Not only does the centre rescue and care for animals – their practices for doing so have become internationally renowned best practices for similar organizations around the world. They also participate in a number of research projects including studies of the effects of bitumen on animals caught in oil spills, as well as research into the release of animals back into the wild after being treated.
They also provide practicum and internship opportunities to both local and international students, as well as travel to schools and communities across Central Alberta to educate individuals about wildlife.
“I think that what happens is because we answer those phone calls for all of the people of Central Alberta and because we are always there when they need us, they assume if we are responding to our calls that we have everything we need,” she said.
“Operationally we are doing fine, we have the money we need to get by every year – we have all kinds of equipment and we have vehicles to get from the centre to sites.
“But I hope people are starting to realize that we really do need them and we need their support to do the things we do here – whether it be the rescuing itself, the recovery, the education initiatives or the research projects.”
With no other wildlife rescue facilities in Central Alberta, Kelly fears what will happen if they don’t raise the funds for their hospital.
“Thirty-one years ago, we didn’t exist here – so when we ask people what they did before we were here, most of the time the answer is they would euthanize them because there was no other option, but now there is,” she explained. “Every day I hear people on the phones saying thank you, thank you, thank you – what would we do without you,” she said.
“So I think people want us to be here and they appreciate the service we provide to the community, but they likely haven’t realized how dire the situation was and how much we desperately need this new building.”
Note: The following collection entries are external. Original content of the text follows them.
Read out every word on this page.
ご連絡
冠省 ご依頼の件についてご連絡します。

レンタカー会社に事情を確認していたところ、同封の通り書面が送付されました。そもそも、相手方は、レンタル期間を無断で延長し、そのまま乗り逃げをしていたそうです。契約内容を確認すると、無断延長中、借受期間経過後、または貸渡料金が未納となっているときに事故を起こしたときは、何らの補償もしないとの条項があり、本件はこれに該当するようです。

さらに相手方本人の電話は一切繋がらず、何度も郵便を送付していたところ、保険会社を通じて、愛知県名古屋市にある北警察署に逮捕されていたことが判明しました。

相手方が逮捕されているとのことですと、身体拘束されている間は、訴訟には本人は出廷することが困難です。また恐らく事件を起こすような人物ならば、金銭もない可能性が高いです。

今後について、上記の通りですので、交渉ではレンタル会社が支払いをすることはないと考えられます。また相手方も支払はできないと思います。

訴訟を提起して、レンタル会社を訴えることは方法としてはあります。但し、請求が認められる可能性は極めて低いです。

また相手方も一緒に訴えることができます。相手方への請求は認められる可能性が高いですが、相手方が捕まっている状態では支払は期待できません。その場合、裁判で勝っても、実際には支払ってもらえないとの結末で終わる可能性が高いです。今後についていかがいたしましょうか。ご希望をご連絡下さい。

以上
With the IndieGoGo campaign coming to a close, they urge individuals to support the building of their new hospital so they may continue to save the lives of what Kelly expects to surpass 2,000 animals this year.
If you wish to support the centre, contact Kelly by phoning 403-728-3467 or email the centre at firstname.lastname@example.org.
“My biggest concern is that if we are forced to close our doors because of the lack of hospital, that people won’t be willing to drive injured animals to Edmonton or Calgary and if they can’t bring them to us then the animal will either die or they will take them home and care for these animals themselves both illegally and improperly.
“We aren’t sitting on Gaetz Avenue in front of people everyday – due to our location (near Spruce View roughly 60 km from Red Deer) we are removed from the public’s eyesight, and they often don’t think of us as someone who needs their help but we really genuinely do.”